Many in the United Kingdom and other Commonwealth nations still celebrate some aspects of the Twelve Days of Christmas. Boxing Day (26 December) is a national holiday in many Commonwealth nations, being the first full day of Christmas. Victorian era stories by Charles Dickens (and others), particularly A Christmas Carol, hold key elements of the celebrations such as the consumption of plum pudding, roasted goose and wassail. While these foods are consumed more at the beginning of the Twelve Days in the UK, some dine and dance in the traditional way throughout, all the way to Twelfth Night.
Nowadays, the Twelfth Day is the last day for decorations to be taken down, and it is held to be bad luck to take decorations down after this date. This is in contrast to the custom in Elizabethan England, when decorations were left up until Candlemas; this is still done in some other Western European countries such as Germany.
With the onset of more Americanized and secular traditions throughout the past two centuries (such as the American “Santa Claus“), also the popularity of Christmas Eve itself as a holiday, and rise in popularity of New Year’s Eve parties as well, the traditions of the Twelve Days of Christmas have been largely forgotten in the U.S. This is also heightened by the commercial practice to have “After–Christmas Sales” begin on 26 December and run usually until New Year’s Eve. Indeed, contemporary marketing and media tend to espouse the (erroneous) belief that the Twelve Days end on Christmas and thus begin 14 December.
However, a small percentage of Christians of many sects have held on to their own favorite ways to celebrate and those who choose to also have their own church to guide them in a spiritual way of marking this reverent holiday. Americans who celebrate various ways include secular Christians of all backgrounds, religious Catholics, Orthodox Christians, Lutherans, Episcopalians, Moravians and those of the Amish and Mennonite communities.
Today, some celebrants give gifts each of the Twelve Days, feast and otherwise celebrate the entire time through to Epiphany morning. Lighting a candle for each day has become a modern tradition in the U.S. and of course, singing the appropriate verses of the famous song each day is also an important and fun part of the American celebrations.
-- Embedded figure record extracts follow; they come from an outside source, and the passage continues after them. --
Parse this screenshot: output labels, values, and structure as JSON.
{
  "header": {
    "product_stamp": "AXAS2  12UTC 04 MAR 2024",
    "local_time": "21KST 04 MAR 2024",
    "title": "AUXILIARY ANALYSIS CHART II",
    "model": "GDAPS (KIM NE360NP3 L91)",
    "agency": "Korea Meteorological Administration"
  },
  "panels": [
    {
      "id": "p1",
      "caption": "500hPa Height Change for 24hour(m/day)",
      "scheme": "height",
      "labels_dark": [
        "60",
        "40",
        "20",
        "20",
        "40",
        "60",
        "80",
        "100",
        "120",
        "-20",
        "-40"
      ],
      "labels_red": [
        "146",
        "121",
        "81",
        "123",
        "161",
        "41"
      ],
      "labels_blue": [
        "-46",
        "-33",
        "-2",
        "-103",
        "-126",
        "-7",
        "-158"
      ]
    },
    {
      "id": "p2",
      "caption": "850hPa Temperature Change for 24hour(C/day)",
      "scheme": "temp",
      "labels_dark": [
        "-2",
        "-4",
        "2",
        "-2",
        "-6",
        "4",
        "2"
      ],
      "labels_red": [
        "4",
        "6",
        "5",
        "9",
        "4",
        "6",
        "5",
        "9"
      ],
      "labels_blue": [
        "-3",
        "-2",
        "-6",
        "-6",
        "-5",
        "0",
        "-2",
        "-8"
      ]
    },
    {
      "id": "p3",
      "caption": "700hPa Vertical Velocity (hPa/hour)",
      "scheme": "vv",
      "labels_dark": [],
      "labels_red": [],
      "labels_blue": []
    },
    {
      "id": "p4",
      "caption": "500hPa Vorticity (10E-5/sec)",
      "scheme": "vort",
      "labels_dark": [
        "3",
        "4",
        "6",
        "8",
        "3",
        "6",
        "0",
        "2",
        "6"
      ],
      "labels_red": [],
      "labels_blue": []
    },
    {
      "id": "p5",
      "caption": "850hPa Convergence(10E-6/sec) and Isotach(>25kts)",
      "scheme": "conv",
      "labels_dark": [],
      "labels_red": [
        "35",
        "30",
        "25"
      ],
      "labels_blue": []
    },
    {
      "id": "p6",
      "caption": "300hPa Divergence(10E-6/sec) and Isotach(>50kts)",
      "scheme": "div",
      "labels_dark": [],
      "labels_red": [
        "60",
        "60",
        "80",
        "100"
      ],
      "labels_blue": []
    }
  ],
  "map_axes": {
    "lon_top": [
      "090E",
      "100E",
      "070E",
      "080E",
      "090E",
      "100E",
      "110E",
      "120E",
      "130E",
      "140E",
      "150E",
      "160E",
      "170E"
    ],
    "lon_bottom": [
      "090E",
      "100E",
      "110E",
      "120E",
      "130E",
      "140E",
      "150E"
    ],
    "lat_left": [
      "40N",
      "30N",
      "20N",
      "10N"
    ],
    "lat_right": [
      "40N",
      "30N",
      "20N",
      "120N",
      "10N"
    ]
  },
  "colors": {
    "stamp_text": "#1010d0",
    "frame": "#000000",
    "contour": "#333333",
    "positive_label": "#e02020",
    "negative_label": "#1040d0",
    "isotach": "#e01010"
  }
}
Some still celebrate Twelfth Night as the biggest night for parties and gift-giving and some also light a Yule Log on the first night (Christmas) and let it burn some each of the twelve nights. Some Americans also have their own traditional foods to serve each night.
As in olden days, Twelfth Night to Epiphany morning is then the traditional time to take down the Christmas tree and decorations.